Eingesperrt in einer winzigen Zelle. Nun hat sie es wieder geschafft. Nach so vielen Jahren. Meine Mutter. Mein Leben lang hat sie mich eingesperrt. Als ich klein war, durfte ich nicht allein zum Spielen raus, wie alle anderen Kinder, das sei zu gefährlich. Und dann musste ich mit ihr Schwarzwälder Kirschtorte essen, als Ausgleich. "Vom Feinsten!", meinte Mutter, aber ich ekelte mich vor der betont alkoholischen Note, denn nie ließ sie aus Rücksicht auf Kinder das Kirschwasser weg.
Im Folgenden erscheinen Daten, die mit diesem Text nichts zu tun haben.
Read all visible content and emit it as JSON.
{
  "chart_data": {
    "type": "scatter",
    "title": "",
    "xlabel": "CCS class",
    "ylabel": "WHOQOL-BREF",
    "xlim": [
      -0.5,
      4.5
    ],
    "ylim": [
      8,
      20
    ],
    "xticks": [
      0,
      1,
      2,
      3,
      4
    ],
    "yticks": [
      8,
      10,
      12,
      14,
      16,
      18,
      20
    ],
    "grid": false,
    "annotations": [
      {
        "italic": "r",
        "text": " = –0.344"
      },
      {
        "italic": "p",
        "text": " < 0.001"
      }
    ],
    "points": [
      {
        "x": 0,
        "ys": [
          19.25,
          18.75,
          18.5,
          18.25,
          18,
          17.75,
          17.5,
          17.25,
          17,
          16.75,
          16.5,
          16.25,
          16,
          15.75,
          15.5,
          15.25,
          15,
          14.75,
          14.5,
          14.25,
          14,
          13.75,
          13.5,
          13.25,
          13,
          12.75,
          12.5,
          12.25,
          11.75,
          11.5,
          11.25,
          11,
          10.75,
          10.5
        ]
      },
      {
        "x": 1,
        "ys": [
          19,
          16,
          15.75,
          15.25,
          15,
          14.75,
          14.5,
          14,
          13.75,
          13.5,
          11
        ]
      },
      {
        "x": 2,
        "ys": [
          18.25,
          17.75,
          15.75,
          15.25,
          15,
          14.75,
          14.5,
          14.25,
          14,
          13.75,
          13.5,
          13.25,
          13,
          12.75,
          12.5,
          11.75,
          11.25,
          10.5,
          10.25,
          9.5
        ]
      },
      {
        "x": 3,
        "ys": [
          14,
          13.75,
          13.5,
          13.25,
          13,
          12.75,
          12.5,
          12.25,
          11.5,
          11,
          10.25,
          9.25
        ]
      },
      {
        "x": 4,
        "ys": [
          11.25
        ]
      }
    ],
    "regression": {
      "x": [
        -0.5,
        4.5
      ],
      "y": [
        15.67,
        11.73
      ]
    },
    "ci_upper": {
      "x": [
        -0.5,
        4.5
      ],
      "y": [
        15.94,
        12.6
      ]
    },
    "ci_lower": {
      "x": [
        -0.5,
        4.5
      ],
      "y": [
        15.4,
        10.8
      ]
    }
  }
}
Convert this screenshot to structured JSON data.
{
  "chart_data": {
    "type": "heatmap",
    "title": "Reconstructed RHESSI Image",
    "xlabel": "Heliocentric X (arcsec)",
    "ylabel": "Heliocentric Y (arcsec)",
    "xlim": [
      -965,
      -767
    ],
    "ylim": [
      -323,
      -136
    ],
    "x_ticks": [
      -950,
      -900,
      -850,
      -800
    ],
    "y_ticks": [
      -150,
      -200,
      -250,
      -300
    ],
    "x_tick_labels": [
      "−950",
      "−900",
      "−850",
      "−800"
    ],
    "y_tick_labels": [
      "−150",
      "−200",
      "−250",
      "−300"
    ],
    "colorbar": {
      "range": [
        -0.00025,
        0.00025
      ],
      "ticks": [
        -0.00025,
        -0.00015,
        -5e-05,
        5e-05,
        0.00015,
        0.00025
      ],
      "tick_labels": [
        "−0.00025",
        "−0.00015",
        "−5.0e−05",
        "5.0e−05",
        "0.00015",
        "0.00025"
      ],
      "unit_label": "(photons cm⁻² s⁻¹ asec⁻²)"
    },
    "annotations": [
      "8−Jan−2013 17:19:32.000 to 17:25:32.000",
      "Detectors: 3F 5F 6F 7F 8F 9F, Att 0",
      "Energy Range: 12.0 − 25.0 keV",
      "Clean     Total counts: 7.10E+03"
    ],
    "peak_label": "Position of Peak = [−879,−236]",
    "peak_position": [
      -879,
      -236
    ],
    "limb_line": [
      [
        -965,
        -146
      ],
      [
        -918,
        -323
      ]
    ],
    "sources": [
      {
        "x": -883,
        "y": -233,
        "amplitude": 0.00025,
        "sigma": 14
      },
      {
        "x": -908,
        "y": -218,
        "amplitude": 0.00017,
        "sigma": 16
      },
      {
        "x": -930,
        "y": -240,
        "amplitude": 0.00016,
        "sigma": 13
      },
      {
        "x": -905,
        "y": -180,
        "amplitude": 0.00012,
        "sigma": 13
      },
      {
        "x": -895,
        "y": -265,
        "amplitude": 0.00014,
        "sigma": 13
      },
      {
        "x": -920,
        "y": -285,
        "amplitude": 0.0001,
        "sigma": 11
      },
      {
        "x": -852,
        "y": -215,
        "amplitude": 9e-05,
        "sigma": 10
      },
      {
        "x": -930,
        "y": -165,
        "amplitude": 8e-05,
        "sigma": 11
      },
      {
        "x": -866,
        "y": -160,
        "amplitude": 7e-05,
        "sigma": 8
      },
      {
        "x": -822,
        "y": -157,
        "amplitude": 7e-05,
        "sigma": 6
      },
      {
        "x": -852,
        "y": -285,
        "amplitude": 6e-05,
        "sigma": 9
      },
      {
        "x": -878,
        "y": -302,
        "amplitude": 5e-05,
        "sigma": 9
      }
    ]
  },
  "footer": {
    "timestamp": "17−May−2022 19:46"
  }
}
Und sie mischte so viel Chemie in die Sahne, dass sie ganz künstlich schmeckte. Die dunklen Böden waren nicht einmal selbst gebacken. Sie tat mir nicht gut.
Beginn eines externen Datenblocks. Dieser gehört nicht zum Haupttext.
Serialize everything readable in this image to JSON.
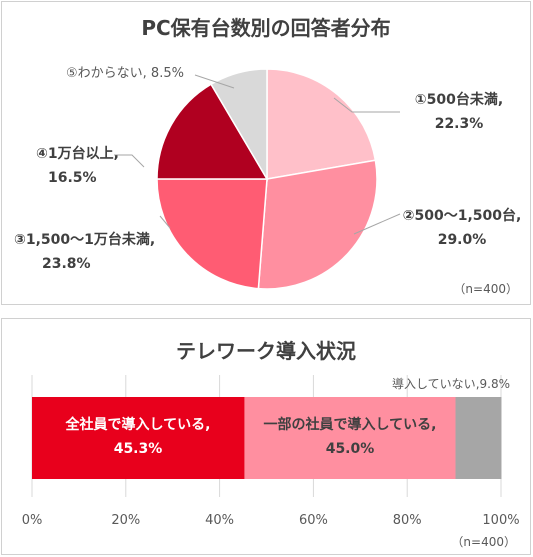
{
  "pie_chart": {
    "title": "PC保有台数別の回答者分布",
    "note": "（n=400）",
    "labels": [
      {
        "line1": "①500台未満,",
        "line2": "22.3%"
      },
      {
        "line1": "②500～1,500台,",
        "line2": "29.0%"
      },
      {
        "line1": "③1,500～1万台未満,",
        "line2": "23.8%"
      },
      {
        "line1": "④1万台以上,",
        "line2": "16.5%"
      },
      {
        "line1": "⑤わからない, 8.5%"
      }
    ]
  },
  "bar_chart": {
    "title": "テレワーク導入状況",
    "note": "（n=400）",
    "segment_labels": [
      {
        "line1": "全社員で導入している,",
        "line2": "45.3%"
      },
      {
        "line1": "一部の社員で導入している,",
        "line2": "45.0%"
      },
      {
        "line1": "導入していない,9.8%"
      }
    ],
    "ticks": [
      "0%",
      "20%",
      "40%",
      "60%",
      "80%",
      "100%"
    ]
  },
  "chart_data": [
    {
      "type": "pie",
      "title": "PC保有台数別の回答者分布",
      "categories": [
        "①500台未満",
        "②500～1,500台",
        "③1,500～1万台未満",
        "④1万台以上",
        "⑤わからない"
      ],
      "values": [
        22.3,
        29.0,
        23.8,
        16.5,
        8.5
      ],
      "colors": [
        "#ffc0c9",
        "#ff8fa0",
        "#ff5c73",
        "#b00020",
        "#d9d9d9"
      ],
      "n": 400
    },
    {
      "type": "bar",
      "orientation": "horizontal-stacked",
      "title": "テレワーク導入状況",
      "categories": [
        "全社員で導入している",
        "一部の社員で導入している",
        "導入していない"
      ],
      "values": [
        45.3,
        45.0,
        9.8
      ],
      "colors": [
        "#e8001c",
        "#ff8fa0",
        "#a6a6a6"
      ],
      "xlim": [
        0,
        100
      ],
      "xticks": [
        "0%",
        "20%",
        "40%",
        "60%",
        "80%",
        "100%"
      ],
      "grid": true,
      "n": 400
    }
  ]
}
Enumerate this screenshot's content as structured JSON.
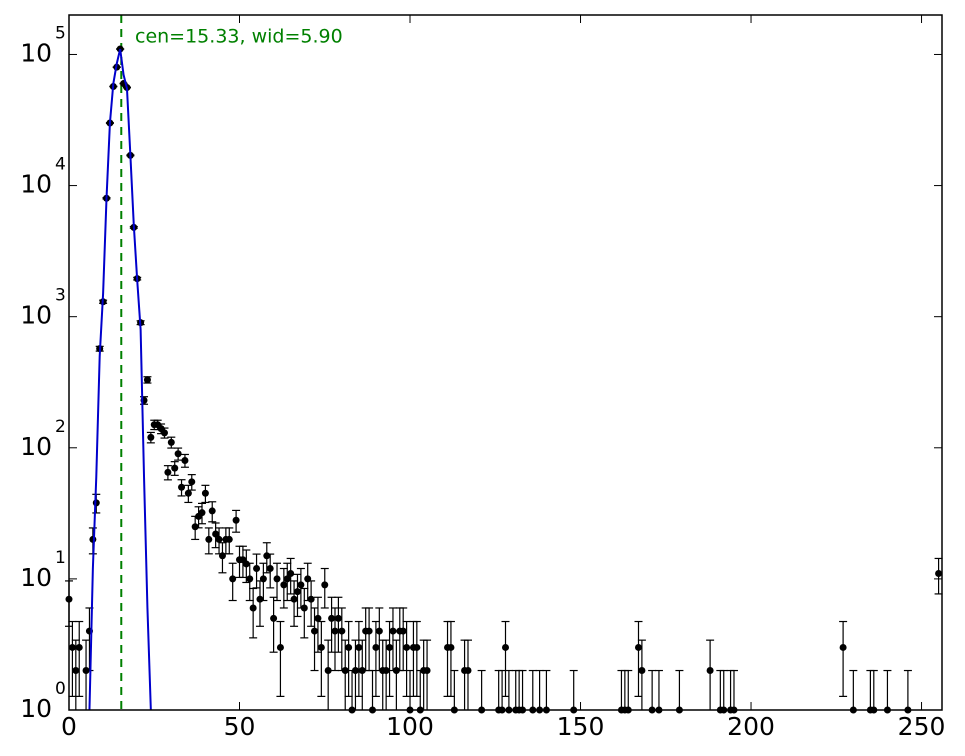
{
  "chart_data": {
    "type": "errorbar",
    "annotation": "cen=15.33, wid=5.90",
    "vline": 15.33,
    "vline_color": "#008000",
    "xlim": [
      0,
      256
    ],
    "ylim": [
      1,
      200000
    ],
    "log_y": true,
    "xticks": [
      0,
      50,
      100,
      150,
      200,
      250
    ],
    "yticks": [
      {
        "value": 1,
        "label": "10",
        "exponent": "0"
      },
      {
        "value": 10,
        "label": "10",
        "exponent": "1"
      },
      {
        "value": 100,
        "label": "10",
        "exponent": "2"
      },
      {
        "value": 1000,
        "label": "10",
        "exponent": "3"
      },
      {
        "value": 10000,
        "label": "10",
        "exponent": "4"
      },
      {
        "value": 100000,
        "label": "10",
        "exponent": "5"
      }
    ],
    "series": [
      {
        "kind": "points",
        "color": "#000000",
        "x": [
          0,
          1,
          2,
          3,
          5,
          6,
          7,
          8,
          9,
          10,
          11,
          12,
          13,
          14,
          15,
          16,
          17,
          18,
          19,
          20,
          21,
          22,
          23,
          24,
          25,
          26,
          27,
          28,
          29,
          30,
          31,
          32,
          33,
          34,
          35,
          36,
          37,
          38,
          39,
          40,
          41,
          42,
          43,
          44,
          45,
          46,
          47,
          48,
          49,
          50,
          51,
          52,
          53,
          54,
          55,
          56,
          57,
          58,
          59,
          60,
          61,
          62,
          63,
          64,
          65,
          66,
          67,
          68,
          69,
          70,
          71,
          72,
          73,
          74,
          75,
          76,
          77,
          78,
          79,
          80,
          81,
          82,
          83,
          84,
          85,
          86,
          87,
          88,
          89,
          90,
          91,
          92,
          93,
          94,
          95,
          96,
          97,
          98,
          99,
          100,
          101,
          102,
          103,
          104,
          105,
          111,
          112,
          113,
          116,
          117,
          121,
          126,
          127,
          128,
          129,
          131,
          132,
          133,
          136,
          138,
          140,
          148,
          162,
          163,
          164,
          167,
          168,
          171,
          173,
          179,
          188,
          191,
          192,
          194,
          195,
          227,
          230,
          235,
          236,
          240,
          246,
          255
        ],
        "values": [
          7,
          3,
          2,
          3,
          2,
          4,
          20,
          38,
          570,
          1300,
          8000,
          30000,
          57000,
          80000,
          110000,
          60000,
          56000,
          17000,
          4800,
          1950,
          900,
          230,
          330,
          120,
          150,
          150,
          140,
          130,
          65,
          110,
          70,
          90,
          50,
          80,
          45,
          55,
          25,
          30,
          32,
          45,
          20,
          33,
          22,
          20,
          15,
          20,
          20,
          10,
          28,
          14,
          14,
          13,
          10,
          6,
          12,
          7,
          10,
          15,
          12,
          5,
          10,
          3,
          9,
          10,
          11,
          7,
          8,
          9,
          6,
          10,
          7,
          4,
          5,
          3,
          9,
          2,
          5,
          4,
          5,
          4,
          2,
          3,
          1,
          2,
          3,
          2,
          4,
          4,
          1,
          3,
          4,
          2,
          2,
          3,
          4,
          2,
          4,
          4,
          3,
          1,
          3,
          3,
          1,
          2,
          2,
          3,
          3,
          1,
          2,
          2,
          1,
          1,
          1,
          3,
          1,
          1,
          1,
          1,
          1,
          1,
          1,
          1,
          1,
          1,
          1,
          3,
          2,
          1,
          1,
          1,
          2,
          1,
          1,
          1,
          1,
          3,
          1,
          1,
          1,
          1,
          1,
          11
        ],
        "errors": [
          2.65,
          1.73,
          1.41,
          1.73,
          1.41,
          2,
          4.47,
          6.16,
          23.87,
          36.06,
          89.44,
          173.21,
          238.75,
          282.84,
          331.66,
          244.95,
          236.64,
          130.38,
          69.28,
          44.16,
          30,
          15.17,
          18.17,
          10.95,
          12.25,
          12.25,
          11.83,
          11.4,
          8.06,
          10.49,
          8.37,
          9.49,
          7.07,
          8.94,
          6.71,
          7.42,
          5,
          5.48,
          5.66,
          6.71,
          4.47,
          5.74,
          4.69,
          4.47,
          3.87,
          4.47,
          4.47,
          3.16,
          5.29,
          3.74,
          3.74,
          3.61,
          3.16,
          2.45,
          3.46,
          2.65,
          3.16,
          3.87,
          3.46,
          2.24,
          3.16,
          1.73,
          3,
          3.16,
          3.32,
          2.65,
          2.83,
          3,
          2.45,
          3.16,
          2.65,
          2,
          2.24,
          1.73,
          3,
          1.41,
          2.24,
          2,
          2.24,
          2,
          1.41,
          1.73,
          1,
          1.41,
          1.73,
          1.41,
          2,
          2,
          1,
          1.73,
          2,
          1.41,
          1.41,
          1.73,
          2,
          1.41,
          2,
          2,
          1.73,
          1,
          1.73,
          1.73,
          1,
          1.41,
          1.41,
          1.73,
          1.73,
          1,
          1.41,
          1.41,
          1,
          1,
          1,
          1.73,
          1,
          1,
          1,
          1,
          1,
          1,
          1,
          1,
          1,
          1,
          1,
          1.73,
          1.41,
          1,
          1,
          1,
          1.41,
          1,
          1,
          1,
          1,
          1.73,
          1,
          1,
          1,
          1,
          1,
          3.32
        ]
      },
      {
        "kind": "line",
        "color": "#0000cc",
        "x": [
          6,
          7,
          8,
          9,
          10,
          11,
          12,
          13,
          14,
          15,
          16,
          17,
          18,
          19,
          20,
          21,
          22,
          23,
          24
        ],
        "values": [
          1,
          12,
          60,
          500,
          1500,
          8000,
          30000,
          60000,
          85000,
          110000,
          70000,
          55000,
          17000,
          5000,
          1900,
          800,
          60,
          6,
          1
        ]
      }
    ]
  }
}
Nun meinen sie, dass ich ausbrechen wollte und ihr darum den Rest gegeben habe.
"Wie haben sie es gemacht, Frau Gebhart?", fragte die Kommissarin. "Geben Sie es wenigstens zu und machen Sie ihrem Herzen Luft. Es wird dann leichter für Sie und senkt auch das Strafmaß. Wenn wir mühsam alles selbst herausfinden müssen, wird das teuer und kostet Sie sehr viel Lebenszeit."
"Ich habe ihr nichts getan. Ich habe sie einfach so gefunden."

Die Kommissarin hat Recht. Ich hätte das beste Motiv. Eine herrschsüchtige, gebrechliche Mutter, die ständig Forderungen stellte, mir ein schlechtes Gewissen einredete, manipulativ, rücksichtslos, unersättlich. Noch gestern musste ich vier Stückchen Schwarzwälder vom Bäcker holen und mindestens ein Stück mitessen. Ekelhaft. Und dann beklagte sie sich: "Die Bäcker heutzutage wissen auch nicht mehr wie es geht. Das habe ich seinerzeit besser hinbekommen. Viel zu wenig Kirschwasser und die Sahne zerfließt schon vom Angucken. Hast du den etwa wieder aus dem Supermarkt geholt? Du sollst doch den von Manegold kaufen."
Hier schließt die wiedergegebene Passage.